Mengingat pemerintah mempermudah persyaratan pergantian kelas peserta BPJS kesehatan, kata Eka, pihaknya mencatat telah banyak masyarakat yang memanfaatkan hal tersebut. “Jadi itu kerjasamanya, kita akan pantau dengan BPJS berapa persen kelas I dan kelas II yang turun ke kelas III,” ujarnya.

Evaluasi akan dilakukan setiap bulan. Rumah sakit yang paling banyak menerima peserta BPJS Kesehatan kelas III akan diprioritaskan untuk menambah jumlah tempat tidur untuk mengakomodir kebutuhan pasien.

Selain itu, peningkatan pelayanan juga akan didukung dengan penerapapan sistem pendaftaran berbasis daring (dalam jaringan) bagi pasien. “Untuk mengurangi daftar tunggu, pendaftaran online (daring) digunakan supaya masyarakat tidak terlalu lama menunggu,” ujar Eka.

Dicontohkan seperti penerapan pendaftaran daring di beberapa rumah sakit di Pulau Jawa yang memperpendek antrian pasien. Di mana pasien mendapatkan jam pasti pelayanan, sehingga tidak perlu datang berjam-jam sebelum jadwal pelayanan dari pasien itu sendiri.

Baca Juga : Telkomsel Akselerasikan Transformasi Digital Layanan Kesehatan

“Supaya pasien juga tidak menumpuk di rumah sakit, jadi itu salah satu yang disarankan,” ujar Eka. Untuk di NTB, sebagian besar rumah sakit telah menerapkan sistem pendaftaran daring, termasuk beberapa puskesmas yang ada.

Eka mengharapkan agar pihak BPJS dapat melunasi hutang yang tercatat sejak Juni 2019 lalu. Pasalnya, untuk menutupi biaya operasional yang belum dibayarkan BPJS, dari 34 rumah sakit yang ada di NTB hampir seluruhnya meminjam di bank.

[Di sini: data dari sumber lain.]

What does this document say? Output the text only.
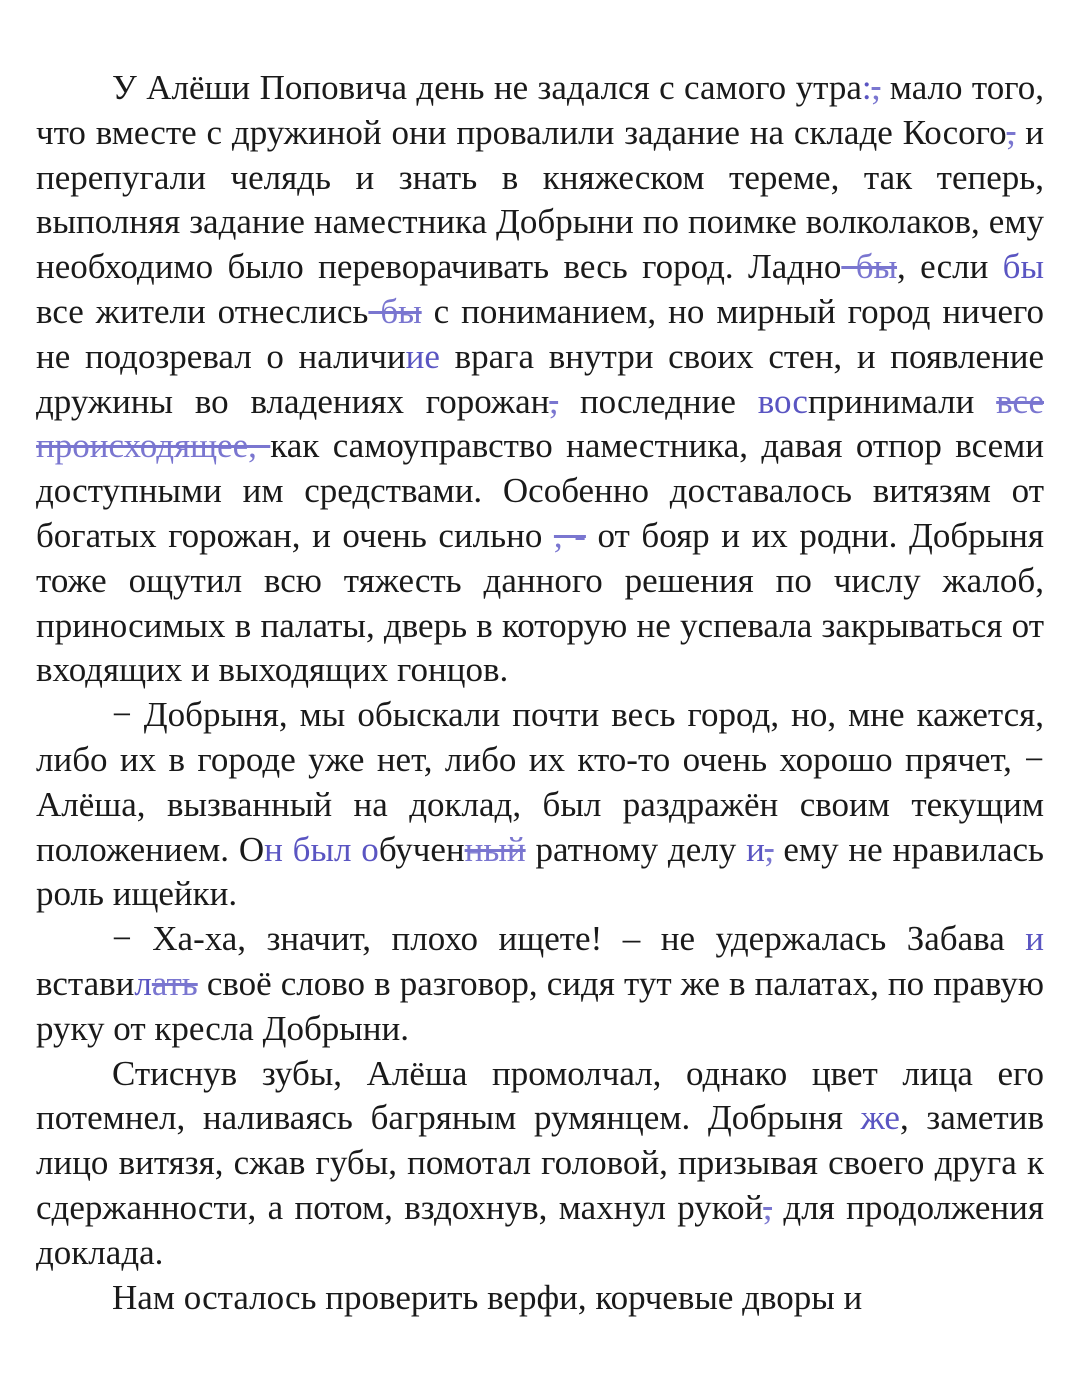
У Алёши Поповича день не задался с самого утра:, мало того, что вместе с дружиной они провалили задание на складе Косого, и перепугали челядь и знать в княжеском тереме, так теперь, выполняя задание наместника Добрыни по поимке волколаков, ему необходимо было переворачивать весь город. Ладно бы, если бы все жители отнеслись бы с пониманием, но мирный город ничего не подозревал о наличиие врага внутри своих стен, и появление дружины во владениях горожан, последние воспринимали все происходящее, как самоуправство наместника, давая отпор всеми доступными им средствами. Особенно доставалось витязям от богатых горожан, и очень сильно , - от бояр и их родни. Добрыня тоже ощутил всю тяжесть данного решения по числу жалоб, приносимых в палаты, дверь в которую не успевала закрываться от входящих и выходящих гонцов.

− Добрыня, мы обыскали почти весь город, но, мне кажется, либо их в городе уже нет, либо их кто-то очень хорошо прячет, − Алёша, вызванный на доклад, был раздражён своим текущим положением. Он был обученный ратному делу и, ему не нравилась роль ищейки.

− Ха-ха, значит, плохо ищете! – не удержалась Забава и вставилать своё слово в разговор, сидя тут же в палатах, по правую руку от кресла Добрыни.

Стиснув зубы, Алёша промолчал, однако цвет лица его потемнел, наливаясь багряным румянцем. Добрыня же, заметив лицо витязя, сжав губы, помотал головой, призывая своего друга к сдержанности, а потом, вздохнув, махнул рукой, для продолжения доклада.

Нам осталось проверить верфи, корчевые дворы и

Dicontohkan Eka seperti Rumah Sakit H. Lalu Manambai Abdulkadir, Sumbawa, yang meminjam di bank untuk membayar pihak ke tiga. “Semua (rumah sakit) di kabupaten/kota berhutang. Tinggal RSUD Provinsi dan Rumah Sakit Jiwa yang belum,” ujarnya.

BPJS sampai saat ini disebut telah mulai mencicil hutang tersebut, mengikuti penyesuaian besaran iuran yang berlaku sejak 1 Januari lalu. “Tapi itu belum 100 persen. Kita berharap di triwulan satu ini lunas, sehingga enak juga rumah sakit, tidak menanggung beban terlalu besar. Jadi perbaiki pelayanan juga bisa (dilakukan),” ujar Eka.

Dikonfirmasi sebelumnya Kepala Bidang Kepersertaan dan Pelayanan Peserta BPJS Kesehatan Cabang Mataram, I Wayan Sumarjana, menerangkan untuk wilayah kerja BPJS Mataram, sejak akhir 2019, rata-rata 20 orang peserta melakukan perubahan kelas kepesertaan per hari. Di mana sebagian besar merupakan peserta bukan penerima upah (PBPU) atau peserta mandiri.

Sebagai informasi, mengikuti Perpres 75 Tahun 2019 iuran BPJS Kesehatan peserta mandiri kelas I naik dari Rp80 ribu menjadi Rp160 ribu per peserta per bulan. Kemudian, kelas II naik dari Rp51 ribu menjadi Rp110 ribu, dan kelas III naik dari Rp25.500 menjadi Rp42 ribu.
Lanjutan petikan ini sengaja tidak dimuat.